Personal details
- Born: 20 October 1848 Porrentruy, Bern, Switzerland
- Died: 3 January 1941 (aged 92) Porrentruy, Bern, Switzerland
- Party: Conservative Catholic Party
- Relations: Paul Migy (uncle)
- Parent(s): Marie-Ernest Daucourt (father) Amélie Migy (mother)
- Occupation: Lawyer, journalist, politician

= Ernest Daucourt =

Swiss journalist and politician

Ernest Daucourt (20 October 1848 – 3 January 1941) was a Swiss lawyer, journalist, and politician from Porrentruy in the Canton of Bern. He was a prominent figure in the Catholic conservative movement in the Bernese Jura during the Kulturkampf and served as a member of the National Council from 1902 to 1919.

== Early life and education ==
Ernest Daucourt was born on 20 October 1848 in Porrentruy to Marie-Ernest Daucourt, a physician, and Amélie Migy. He was the nephew of Paul Migy and remained unmarried throughout his life. After attending primary school in Porrentruy, he pursued his studies in Colmar and with the Jesuits in Dole. He obtained his baccalauréat in Dijon in 1868 and studied philosophy and law in Paris and Bern. He was admitted to the bar in 1873.

== Journalism and political career ==
Daucourt worked as a contributor to the Gazette Jurassienne before founding Le Pays in 1873, a new Catholic conservative newspaper. He served as owner and editor-in-chief from 1873 to 1894 and again from 1917 to 1923.

He was elected to the Grand Council of Bern in 1882, serving until 1894. In 1894, he became prefect of Porrentruy, the first to be elected by popular vote, a position he held until 1913. From 1902 to 1919, he served as a member of the National Council. In 1879, he founded the Union des campagnes, a new organization of the Catholic conservative party in the Jura. In 1912, he co-founded the Swiss Conservative People's Party and served on its executive committee. He also served as president of the Catholic commission of the Canton of Bern.

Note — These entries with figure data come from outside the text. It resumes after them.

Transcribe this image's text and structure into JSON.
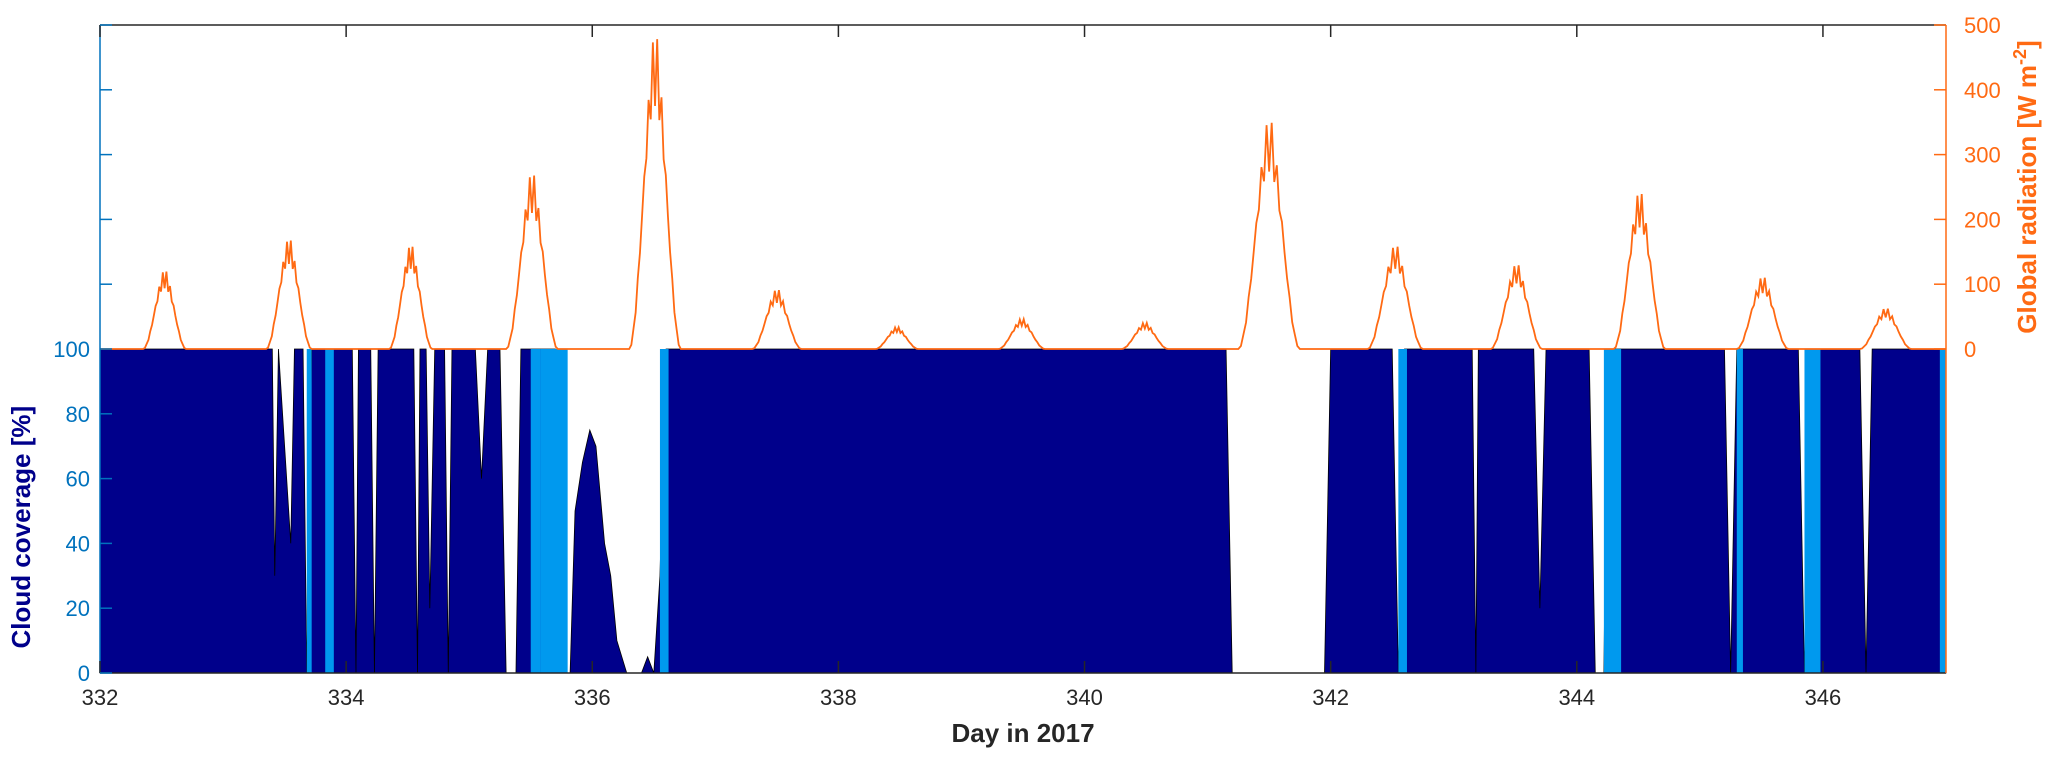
{
  "chart_data": {
    "type": "area",
    "xlabel": "Day in 2017",
    "ylabel_left": "Cloud coverage [%]",
    "ylabel_right": "Global radiation [W m",
    "ylabel_right_sup": "-2",
    "ylabel_right_close": "]",
    "xlim": [
      332,
      347
    ],
    "x_ticks": [
      332,
      334,
      336,
      338,
      340,
      342,
      344,
      346
    ],
    "ylim_left": [
      0,
      200
    ],
    "y_left_ticks": [
      0,
      20,
      40,
      60,
      80,
      100
    ],
    "ylim_right": [
      -500,
      500
    ],
    "y_right_ticks": [
      0,
      100,
      200,
      300,
      400,
      500
    ],
    "colors": {
      "total_cloud": "#00008b",
      "low_cloud": "#0099ee",
      "radiation": "#ff6a13",
      "left_axis": "#0072bd",
      "left_label": "#00008b",
      "right_axis": "#ff6a13",
      "frame": "#262626"
    },
    "series": [
      {
        "kind": "cloud_total",
        "segments": [
          [
            332.0,
            100
          ],
          [
            333.4,
            100
          ],
          [
            333.42,
            30
          ],
          [
            333.45,
            100
          ],
          [
            333.55,
            40
          ],
          [
            333.58,
            100
          ],
          [
            333.65,
            100
          ],
          [
            333.68,
            0
          ],
          [
            333.72,
            100
          ],
          [
            334.0,
            100
          ],
          [
            334.05,
            100
          ],
          [
            334.08,
            0
          ],
          [
            334.1,
            100
          ],
          [
            334.2,
            100
          ],
          [
            334.23,
            0
          ],
          [
            334.26,
            100
          ],
          [
            334.55,
            100
          ],
          [
            334.58,
            0
          ],
          [
            334.6,
            100
          ],
          [
            334.65,
            100
          ],
          [
            334.68,
            20
          ],
          [
            334.72,
            100
          ],
          [
            334.8,
            100
          ],
          [
            334.83,
            0
          ],
          [
            334.86,
            100
          ],
          [
            335.05,
            100
          ],
          [
            335.1,
            60
          ],
          [
            335.15,
            100
          ],
          [
            335.25,
            100
          ],
          [
            335.3,
            0
          ],
          [
            335.38,
            0
          ],
          [
            335.42,
            100
          ],
          [
            335.7,
            100
          ],
          [
            335.75,
            0
          ],
          [
            335.82,
            0
          ],
          [
            335.86,
            50
          ],
          [
            335.92,
            65
          ],
          [
            335.98,
            75
          ],
          [
            336.03,
            70
          ],
          [
            336.1,
            40
          ],
          [
            336.15,
            30
          ],
          [
            336.2,
            10
          ],
          [
            336.28,
            0
          ],
          [
            336.4,
            0
          ],
          [
            336.45,
            5
          ],
          [
            336.5,
            0
          ],
          [
            336.55,
            30
          ],
          [
            336.6,
            100
          ],
          [
            336.68,
            100
          ],
          [
            337.0,
            100
          ],
          [
            341.15,
            100
          ],
          [
            341.2,
            0
          ],
          [
            341.95,
            0
          ],
          [
            342.0,
            100
          ],
          [
            342.5,
            100
          ],
          [
            342.55,
            0
          ],
          [
            342.6,
            100
          ],
          [
            343.15,
            100
          ],
          [
            343.18,
            0
          ],
          [
            343.2,
            100
          ],
          [
            343.65,
            100
          ],
          [
            343.7,
            20
          ],
          [
            343.75,
            100
          ],
          [
            344.1,
            100
          ],
          [
            344.15,
            0
          ],
          [
            344.22,
            0
          ],
          [
            344.25,
            100
          ],
          [
            345.2,
            100
          ],
          [
            345.25,
            0
          ],
          [
            345.3,
            100
          ],
          [
            345.8,
            100
          ],
          [
            345.85,
            0
          ],
          [
            345.9,
            100
          ],
          [
            346.3,
            100
          ],
          [
            346.35,
            0
          ],
          [
            346.4,
            100
          ],
          [
            347.0,
            100
          ]
        ]
      },
      {
        "kind": "cloud_low",
        "bands": [
          [
            333.68,
            333.72,
            100
          ],
          [
            333.83,
            333.9,
            100
          ],
          [
            335.5,
            335.58,
            100
          ],
          [
            335.58,
            335.8,
            100
          ],
          [
            336.55,
            336.62,
            100
          ],
          [
            342.55,
            342.62,
            100
          ],
          [
            344.22,
            344.36,
            100
          ],
          [
            345.3,
            345.35,
            100
          ],
          [
            345.85,
            345.98,
            100
          ],
          [
            346.95,
            347.0,
            100
          ]
        ]
      },
      {
        "kind": "radiation",
        "days": [
          {
            "start": 332.35,
            "end": 332.7,
            "peak": 125
          },
          {
            "start": 333.35,
            "end": 333.72,
            "peak": 175
          },
          {
            "start": 334.35,
            "end": 334.7,
            "peak": 165
          },
          {
            "start": 335.3,
            "end": 335.72,
            "peak": 280
          },
          {
            "start": 336.3,
            "end": 336.72,
            "peak": 500
          },
          {
            "start": 337.3,
            "end": 337.7,
            "peak": 95
          },
          {
            "start": 338.3,
            "end": 338.65,
            "peak": 35
          },
          {
            "start": 339.3,
            "end": 339.68,
            "peak": 48
          },
          {
            "start": 340.3,
            "end": 340.68,
            "peak": 42
          },
          {
            "start": 341.25,
            "end": 341.75,
            "peak": 365
          },
          {
            "start": 342.3,
            "end": 342.75,
            "peak": 165
          },
          {
            "start": 343.3,
            "end": 343.72,
            "peak": 135
          },
          {
            "start": 344.3,
            "end": 344.72,
            "peak": 250
          },
          {
            "start": 345.3,
            "end": 345.72,
            "peak": 115
          },
          {
            "start": 346.3,
            "end": 346.72,
            "peak": 65
          }
        ]
      }
    ]
  }
}
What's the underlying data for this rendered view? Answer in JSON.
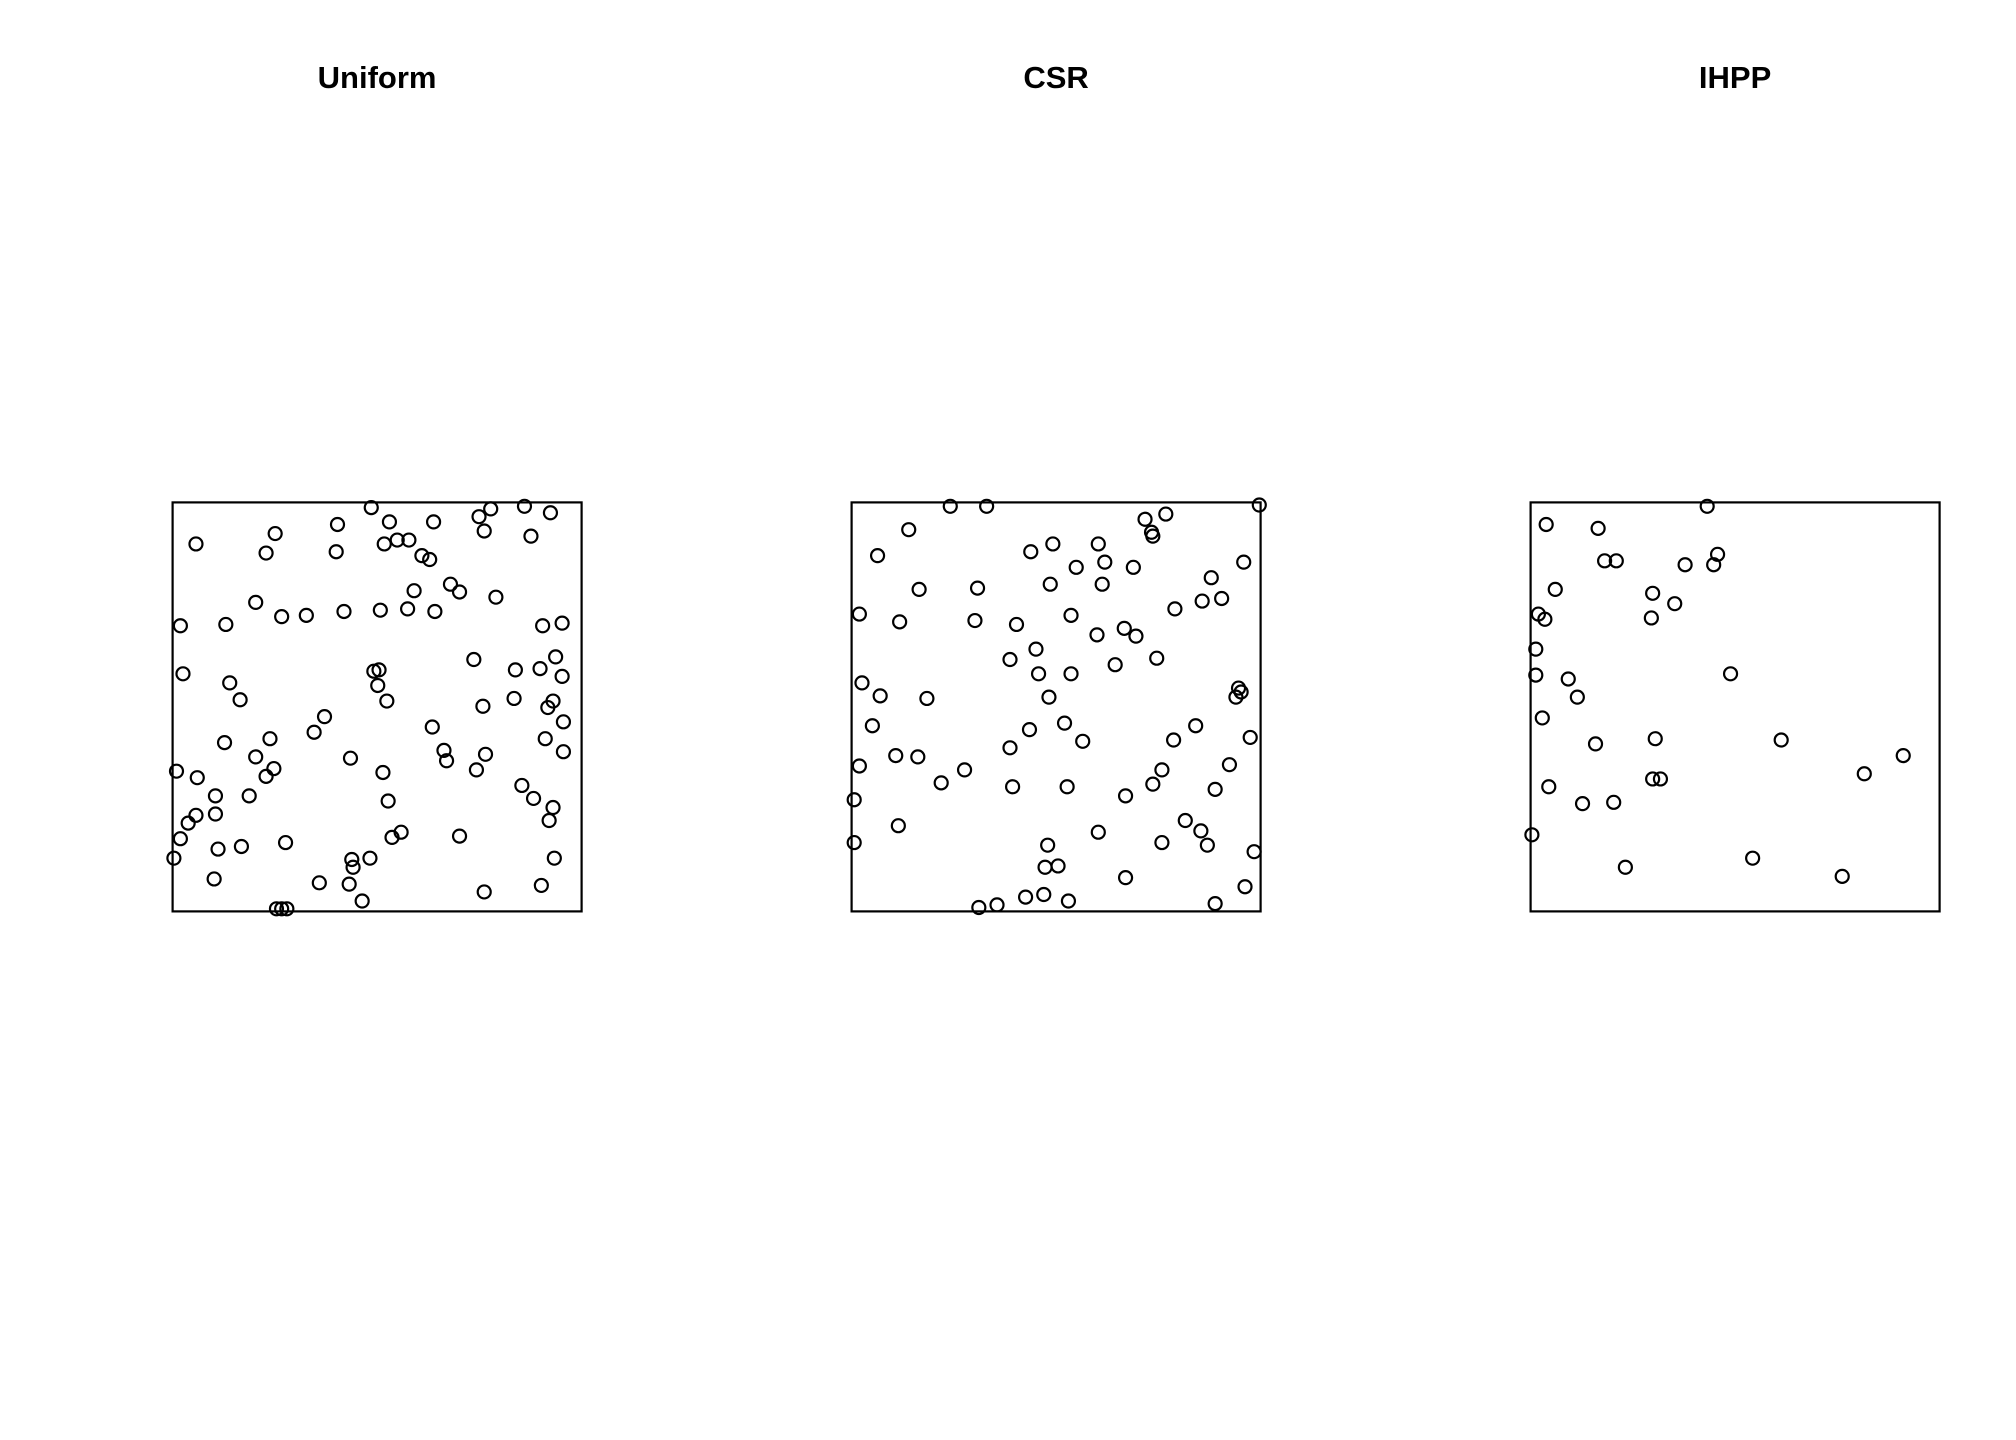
{
  "chart_data": [
    {
      "type": "scatter",
      "title": "Uniform",
      "color": "#000000",
      "xlim": [
        0,
        315
      ],
      "ylim": [
        0,
        315
      ],
      "x": [
        18,
        79,
        72,
        127,
        126,
        153,
        167,
        163,
        173,
        182,
        192,
        198,
        201,
        236,
        245,
        240,
        271,
        291,
        276,
        214,
        221,
        249,
        186,
        181,
        202,
        160,
        132,
        103,
        84,
        64,
        41,
        6,
        8,
        44,
        52,
        155,
        159,
        158,
        165,
        117,
        109,
        40,
        75,
        64,
        78,
        72,
        137,
        162,
        166,
        200,
        209,
        211,
        241,
        234,
        239,
        232,
        264,
        263,
        283,
        295,
        300,
        285,
        300,
        293,
        289,
        301,
        287,
        301,
        269,
        278,
        293,
        290,
        294,
        284,
        240,
        221,
        176,
        169,
        152,
        138,
        139,
        136,
        146,
        113,
        87,
        53,
        35,
        32,
        1,
        6,
        12,
        18,
        33,
        33,
        59,
        19,
        3,
        80,
        84,
        88
      ],
      "y": [
        283,
        291,
        276,
        298,
        277,
        311,
        300,
        283,
        286,
        286,
        274,
        271,
        300,
        304,
        310,
        293,
        312,
        307,
        289,
        252,
        246,
        242,
        247,
        233,
        231,
        232,
        231,
        228,
        227,
        238,
        221,
        220,
        183,
        176,
        163,
        185,
        186,
        174,
        162,
        150,
        138,
        130,
        133,
        119,
        110,
        104,
        118,
        107,
        85,
        142,
        124,
        116,
        121,
        109,
        158,
        194,
        186,
        164,
        187,
        196,
        181,
        220,
        222,
        162,
        157,
        146,
        133,
        123,
        97,
        87,
        80,
        70,
        41,
        20,
        15,
        58,
        61,
        57,
        41,
        40,
        34,
        21,
        8,
        22,
        53,
        50,
        48,
        25,
        41,
        56,
        68,
        74,
        75,
        89,
        89,
        103,
        108,
        2,
        2,
        2
      ]
    },
    {
      "type": "scatter",
      "title": "CSR",
      "color": "#000000",
      "xlim": [
        0,
        315
      ],
      "ylim": [
        0,
        315
      ],
      "x": [
        76,
        104,
        44,
        20,
        52,
        6,
        37,
        97,
        95,
        127,
        138,
        155,
        173,
        153,
        190,
        195,
        193,
        217,
        226,
        242,
        231,
        232,
        302,
        277,
        285,
        270,
        249,
        314,
        169,
        189,
        210,
        219,
        142,
        122,
        144,
        169,
        203,
        235,
        152,
        164,
        137,
        122,
        178,
        58,
        22,
        8,
        16,
        6,
        34,
        51,
        87,
        69,
        124,
        166,
        211,
        232,
        239,
        248,
        265,
        291,
        307,
        280,
        298,
        300,
        296,
        2,
        2,
        36,
        151,
        149,
        159,
        190,
        257,
        269,
        274,
        239,
        310,
        303,
        280,
        211,
        167,
        148,
        134,
        112,
        98
      ],
      "y": [
        312,
        312,
        294,
        274,
        248,
        229,
        223,
        249,
        224,
        221,
        277,
        283,
        265,
        252,
        283,
        269,
        252,
        265,
        302,
        306,
        292,
        289,
        269,
        257,
        241,
        239,
        233,
        313,
        228,
        213,
        218,
        212,
        202,
        194,
        183,
        183,
        190,
        195,
        165,
        145,
        140,
        126,
        131,
        164,
        166,
        176,
        143,
        112,
        120,
        119,
        109,
        99,
        96,
        96,
        89,
        98,
        109,
        132,
        143,
        113,
        134,
        94,
        172,
        169,
        165,
        86,
        53,
        66,
        51,
        34,
        35,
        61,
        70,
        62,
        51,
        53,
        46,
        19,
        6,
        26,
        8,
        13,
        11,
        5,
        3
      ]
    },
    {
      "type": "scatter",
      "title": "IHPP",
      "color": "#000000",
      "xlim": [
        0,
        315
      ],
      "ylim": [
        0,
        315
      ],
      "x": [
        136,
        12,
        52,
        57,
        66,
        119,
        144,
        141,
        19,
        94,
        111,
        93,
        6,
        11,
        4,
        4,
        29,
        36,
        9,
        154,
        50,
        96,
        193,
        287,
        257,
        94,
        100,
        14,
        40,
        64,
        1,
        73,
        171,
        240
      ],
      "y": [
        312,
        298,
        295,
        270,
        270,
        267,
        275,
        267,
        248,
        245,
        237,
        226,
        229,
        225,
        202,
        182,
        179,
        165,
        149,
        183,
        129,
        133,
        132,
        120,
        106,
        102,
        102,
        96,
        83,
        84,
        59,
        34,
        41,
        27
      ]
    }
  ]
}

Daucourt was a member of the Bernese section of the Industrial and Commercial Society and the student society Jurassia. He maintained a friendship with National Councillor Xavier Jobin.

== Role in the Kulturkampf ==
During the Kulturkampf, Daucourt, along with Casimir Folletête, embodied the resistance of Catholic Jura against the Bernese government. In Le Pays, he fought for the rights of the Catholic Church in the Jura, basing his arguments on the Act of Reunion of 1815. The French publicist Louis Veuillot, a defender of the dogma of papal infallibility, served as his model.

== Later years ==
After renouncing his political mandates, Daucourt wrote historical pamphlets. His reputation also rests on the various social institutions he created in the Jura region.

Daucourt died on 3 January 1941 in Porrentruy at the age of 92.